Fr. Roger J. Landry
Leonine Forum Summit Banquet
St. Regis Hotel, Washington, DC
Vigil of Corpus Christi
June 10, 2023
Tonight we gather on the vigil of the Solemnity of the Body and Blood of our Eucharistic Lord, which is meant to be the source and summit of the Christian life, the starting point and goal of the Leonine Forum, the beginning and the end even of sumptuous banquets like the one before us.
121 years ago, on the Vigil of Corpus Christi, Pope Leo XIII, the patronal inspiration for the Forum, released an encyclical, his 85th encyclical, on the Holy Eucharist. It was entitled in Latin Mirae Caritatis, which means “Of the Wondrous Love” Jesus shows us in this great gift.
At the beginning of the encyclical, Pope Leo noted that Jesus waited until the very close of his mortal life to give us the memorial of his measureless love for the human race, and said that, at 92 years old, as he was getting ready to depart from this life himself, he wanted to do nothing more than to try to stir up and foster in the hearts of all greater gratitude and devotion toward his wondrous Sacrament where hope, peace and salvation are found (MC 2). He said that that had been the earnest aim and endeavor of the first 24 years of his pontificate and would remain so until his last breath of life (MC 1).

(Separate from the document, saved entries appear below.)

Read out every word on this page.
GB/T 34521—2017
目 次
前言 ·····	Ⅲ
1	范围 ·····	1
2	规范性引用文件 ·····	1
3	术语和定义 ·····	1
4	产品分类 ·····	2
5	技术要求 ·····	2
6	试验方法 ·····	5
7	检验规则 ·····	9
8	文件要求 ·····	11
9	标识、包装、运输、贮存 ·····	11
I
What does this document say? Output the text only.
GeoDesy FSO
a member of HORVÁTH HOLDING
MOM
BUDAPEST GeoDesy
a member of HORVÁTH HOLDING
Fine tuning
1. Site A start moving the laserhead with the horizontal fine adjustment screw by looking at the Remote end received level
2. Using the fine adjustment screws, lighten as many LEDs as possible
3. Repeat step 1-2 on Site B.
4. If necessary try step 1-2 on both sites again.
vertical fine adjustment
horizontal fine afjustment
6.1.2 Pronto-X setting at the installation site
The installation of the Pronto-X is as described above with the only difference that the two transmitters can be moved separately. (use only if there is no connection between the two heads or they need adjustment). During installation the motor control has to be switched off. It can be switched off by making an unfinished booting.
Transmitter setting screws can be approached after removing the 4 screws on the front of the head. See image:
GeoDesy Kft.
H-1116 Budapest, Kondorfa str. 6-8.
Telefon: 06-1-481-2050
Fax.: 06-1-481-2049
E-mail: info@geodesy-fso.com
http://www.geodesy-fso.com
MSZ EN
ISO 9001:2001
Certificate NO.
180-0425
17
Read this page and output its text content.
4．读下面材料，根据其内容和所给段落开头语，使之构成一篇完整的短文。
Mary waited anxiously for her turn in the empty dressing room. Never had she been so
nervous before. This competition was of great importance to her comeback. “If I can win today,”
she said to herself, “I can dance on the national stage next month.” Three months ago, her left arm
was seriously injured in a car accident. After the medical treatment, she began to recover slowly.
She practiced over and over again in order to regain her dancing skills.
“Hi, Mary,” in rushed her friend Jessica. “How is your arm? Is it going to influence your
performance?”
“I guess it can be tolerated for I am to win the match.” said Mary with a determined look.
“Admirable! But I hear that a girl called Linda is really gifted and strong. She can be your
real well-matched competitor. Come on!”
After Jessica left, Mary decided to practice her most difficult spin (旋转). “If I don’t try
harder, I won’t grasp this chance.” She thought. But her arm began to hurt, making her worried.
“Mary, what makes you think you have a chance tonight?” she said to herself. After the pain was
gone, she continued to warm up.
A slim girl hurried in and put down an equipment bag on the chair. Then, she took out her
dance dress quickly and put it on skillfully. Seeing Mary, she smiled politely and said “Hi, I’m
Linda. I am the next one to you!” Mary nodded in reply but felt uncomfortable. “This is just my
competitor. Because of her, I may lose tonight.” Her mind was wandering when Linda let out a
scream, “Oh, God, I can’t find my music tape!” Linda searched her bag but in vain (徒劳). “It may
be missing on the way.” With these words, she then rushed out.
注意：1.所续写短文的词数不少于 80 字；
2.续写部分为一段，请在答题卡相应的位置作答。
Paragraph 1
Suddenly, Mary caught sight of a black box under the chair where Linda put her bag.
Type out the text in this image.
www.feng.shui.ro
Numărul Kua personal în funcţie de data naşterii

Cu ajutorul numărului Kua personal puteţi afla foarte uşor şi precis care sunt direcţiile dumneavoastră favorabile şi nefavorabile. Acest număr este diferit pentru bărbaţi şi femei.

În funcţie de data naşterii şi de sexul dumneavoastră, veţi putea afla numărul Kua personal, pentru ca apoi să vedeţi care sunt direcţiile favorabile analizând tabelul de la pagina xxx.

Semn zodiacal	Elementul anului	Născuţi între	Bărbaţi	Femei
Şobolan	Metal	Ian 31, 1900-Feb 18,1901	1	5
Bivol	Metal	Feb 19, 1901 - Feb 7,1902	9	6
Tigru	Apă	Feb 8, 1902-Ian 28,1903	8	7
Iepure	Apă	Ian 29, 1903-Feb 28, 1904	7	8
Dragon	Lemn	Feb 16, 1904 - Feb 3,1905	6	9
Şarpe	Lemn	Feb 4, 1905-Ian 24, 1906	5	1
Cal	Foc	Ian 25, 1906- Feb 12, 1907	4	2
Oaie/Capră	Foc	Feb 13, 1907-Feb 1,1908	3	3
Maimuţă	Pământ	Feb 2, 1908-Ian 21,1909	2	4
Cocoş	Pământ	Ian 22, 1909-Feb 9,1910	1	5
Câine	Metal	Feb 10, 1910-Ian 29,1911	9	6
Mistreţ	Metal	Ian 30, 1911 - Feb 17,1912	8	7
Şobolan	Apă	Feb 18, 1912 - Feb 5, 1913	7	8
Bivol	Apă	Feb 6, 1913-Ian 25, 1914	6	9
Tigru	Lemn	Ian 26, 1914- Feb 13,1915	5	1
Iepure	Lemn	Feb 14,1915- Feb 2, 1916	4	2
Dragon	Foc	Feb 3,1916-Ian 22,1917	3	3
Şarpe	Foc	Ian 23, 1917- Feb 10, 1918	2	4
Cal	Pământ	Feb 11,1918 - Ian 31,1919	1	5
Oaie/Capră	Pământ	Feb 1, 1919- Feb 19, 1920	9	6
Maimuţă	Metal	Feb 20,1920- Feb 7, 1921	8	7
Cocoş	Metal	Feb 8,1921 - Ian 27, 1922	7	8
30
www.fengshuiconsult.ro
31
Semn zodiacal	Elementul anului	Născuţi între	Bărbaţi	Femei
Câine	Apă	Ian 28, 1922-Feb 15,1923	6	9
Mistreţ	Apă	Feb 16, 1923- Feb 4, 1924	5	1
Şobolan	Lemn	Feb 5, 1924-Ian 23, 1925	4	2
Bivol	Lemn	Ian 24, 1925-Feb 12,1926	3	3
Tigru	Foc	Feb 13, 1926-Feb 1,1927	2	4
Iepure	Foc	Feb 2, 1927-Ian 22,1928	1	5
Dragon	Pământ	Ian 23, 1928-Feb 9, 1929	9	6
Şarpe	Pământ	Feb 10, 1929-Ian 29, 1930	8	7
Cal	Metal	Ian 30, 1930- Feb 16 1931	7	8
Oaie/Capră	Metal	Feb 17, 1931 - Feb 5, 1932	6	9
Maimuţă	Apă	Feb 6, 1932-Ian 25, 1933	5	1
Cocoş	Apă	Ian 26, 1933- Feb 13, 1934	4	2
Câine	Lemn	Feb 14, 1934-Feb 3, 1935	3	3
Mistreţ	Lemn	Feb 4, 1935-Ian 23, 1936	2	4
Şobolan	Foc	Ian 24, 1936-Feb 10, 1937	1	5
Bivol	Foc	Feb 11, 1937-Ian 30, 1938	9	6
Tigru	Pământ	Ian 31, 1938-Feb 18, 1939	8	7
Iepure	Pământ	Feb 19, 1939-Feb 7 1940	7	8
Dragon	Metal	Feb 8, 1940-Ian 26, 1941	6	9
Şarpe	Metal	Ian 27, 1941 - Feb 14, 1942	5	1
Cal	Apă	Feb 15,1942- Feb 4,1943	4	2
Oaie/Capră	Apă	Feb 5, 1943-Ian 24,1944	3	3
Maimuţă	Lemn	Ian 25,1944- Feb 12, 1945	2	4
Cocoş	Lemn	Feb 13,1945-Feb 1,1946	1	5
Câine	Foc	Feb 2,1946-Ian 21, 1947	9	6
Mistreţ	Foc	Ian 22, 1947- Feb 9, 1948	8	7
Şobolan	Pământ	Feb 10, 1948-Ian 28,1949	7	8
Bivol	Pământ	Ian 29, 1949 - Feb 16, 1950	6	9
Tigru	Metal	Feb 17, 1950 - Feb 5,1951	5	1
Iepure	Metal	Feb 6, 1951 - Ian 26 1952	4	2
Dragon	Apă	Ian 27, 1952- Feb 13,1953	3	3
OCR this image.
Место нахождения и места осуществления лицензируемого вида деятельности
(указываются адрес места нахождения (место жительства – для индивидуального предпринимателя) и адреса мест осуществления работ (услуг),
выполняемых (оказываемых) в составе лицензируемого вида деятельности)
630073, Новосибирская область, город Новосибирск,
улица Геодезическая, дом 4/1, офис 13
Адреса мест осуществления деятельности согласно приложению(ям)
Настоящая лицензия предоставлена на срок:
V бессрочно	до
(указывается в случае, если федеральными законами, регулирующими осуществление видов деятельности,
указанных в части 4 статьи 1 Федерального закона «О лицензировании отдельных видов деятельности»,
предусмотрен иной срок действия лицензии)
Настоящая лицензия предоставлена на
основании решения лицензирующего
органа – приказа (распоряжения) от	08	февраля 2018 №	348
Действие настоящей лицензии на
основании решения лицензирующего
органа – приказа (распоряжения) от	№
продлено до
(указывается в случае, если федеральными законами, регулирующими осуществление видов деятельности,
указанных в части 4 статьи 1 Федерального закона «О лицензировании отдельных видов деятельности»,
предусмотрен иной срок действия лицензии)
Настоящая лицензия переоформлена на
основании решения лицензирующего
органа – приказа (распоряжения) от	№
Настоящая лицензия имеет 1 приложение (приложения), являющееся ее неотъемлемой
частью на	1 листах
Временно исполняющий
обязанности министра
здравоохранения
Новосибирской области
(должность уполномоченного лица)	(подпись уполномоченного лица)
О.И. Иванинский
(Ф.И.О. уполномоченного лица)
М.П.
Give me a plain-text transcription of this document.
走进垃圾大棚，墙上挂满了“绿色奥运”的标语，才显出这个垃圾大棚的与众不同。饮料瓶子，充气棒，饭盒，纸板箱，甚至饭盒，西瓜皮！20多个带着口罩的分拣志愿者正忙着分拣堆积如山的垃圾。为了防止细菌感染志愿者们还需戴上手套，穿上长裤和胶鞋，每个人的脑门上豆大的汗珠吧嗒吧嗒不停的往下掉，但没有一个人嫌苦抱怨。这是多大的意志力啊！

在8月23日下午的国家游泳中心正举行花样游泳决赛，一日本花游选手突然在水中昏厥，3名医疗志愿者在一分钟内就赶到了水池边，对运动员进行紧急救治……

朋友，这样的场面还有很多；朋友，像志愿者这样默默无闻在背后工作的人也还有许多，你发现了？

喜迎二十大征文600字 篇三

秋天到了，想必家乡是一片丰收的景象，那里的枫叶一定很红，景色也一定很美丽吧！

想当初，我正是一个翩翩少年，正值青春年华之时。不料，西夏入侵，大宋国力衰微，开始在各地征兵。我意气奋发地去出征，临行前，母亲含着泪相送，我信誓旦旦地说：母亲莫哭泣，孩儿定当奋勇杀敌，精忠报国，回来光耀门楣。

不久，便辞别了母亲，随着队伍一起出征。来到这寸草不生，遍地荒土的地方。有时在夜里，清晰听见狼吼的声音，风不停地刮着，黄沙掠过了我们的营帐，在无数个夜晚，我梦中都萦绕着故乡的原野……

In this encyclical, Pope Leo first grounded Catholic Social Teaching, which we study in depth and from many angles in our first-year curriculum, in Christ’s wondrous Eucharistic love. So many of the problems facing the human race about which he said he had written “before at considerable length” — starting with Rerum Novarum — flow from a charity toward God and others that has grown cold. The remedy, he said, is the ardent charity Christ brought into the world and with which he wanted to set human hearts on fire. That charity toward God and toward others, he continued, is what the Eternal High Priest intended in establishing the Eucharist. “It is not possible,” he wrote, “that there should be any lack of charity among men … if men would but ponder well the charity that Christ has shown us in the Sacrament.”
And so tonight, and tomorrow, and throughout the three-year-plus Eucharistic Revival occurring in the Church in the United States, especially the parish phase of the Revival that begins tomorrow, is a time for us to ponder well Christ’s wondrous charity given for us each day on the altar.
But Pope Leo makes another application of how the Sacred Liturgy that gives us our Eucharistic Lord is meant to be the source and summit of every Catholic activity. It’s supposed to influence each meal. The 265th Pope emphasized that Jesus prepared the hearts of men and women for the worthy reception of the True Manna and Living Bread he was about to give them by the multiplication of the loaves and fish in an exquisite banquet on the shore of the Sea of Galilee. He was showing us all that just as we draw our nourishment and vigor from the natural food he provides us, so God wanted to supply the food by which our souls would be sustained, strengthened and sanctified.
He wanted us through human hunger to yearn for heavenly nourishment.
He intended by the human joy of feasting to prepare us for the joy of a greater banquet in this life and a greater one still in the next.
He desired to teach us through the speeches and courses of a banquet to get ready for the Liturgy of the Word and the Liturgy of the Word-made-flesh, by which the One who said that he had come so that we might have life to the full will give us His flesh for the life of the world (Jn 10:10; 6:52).
And so tonight, on this vigil of Corpus Christi, we come together with gratitude to God for this banquet and for all of the ways — intellectual formation, worship, friendship and community, opportunities for organized charity, pilgrimages and more — by which God through the Leonine Forum nourishes us.
We thank him for all those whose efforts and generosity make the Leonine Forum possible.
We thank him for the root and fruit of the Leonine Forum, the source and summit of our faith, Christ himself in the Holy Eucharist, as we ask the Lord to give us the same zeal as he gave Pope Leo, so that until our last breath of life we may never cease to glorify him for his wondrous self-gift, for the Church that draws its life from the Eucharist, and for all of the charity the Eucharist inspires and unleashes.
And we beseech our Eucharistic Lord to bless us and our banquet with the words with which Pope Leo XIII himself used to bless each meal:
Benedic, Domine, nos et haec tua dona quae de tua largitate sumus sumpturi. Per Christum Dominum nostrum. Amen.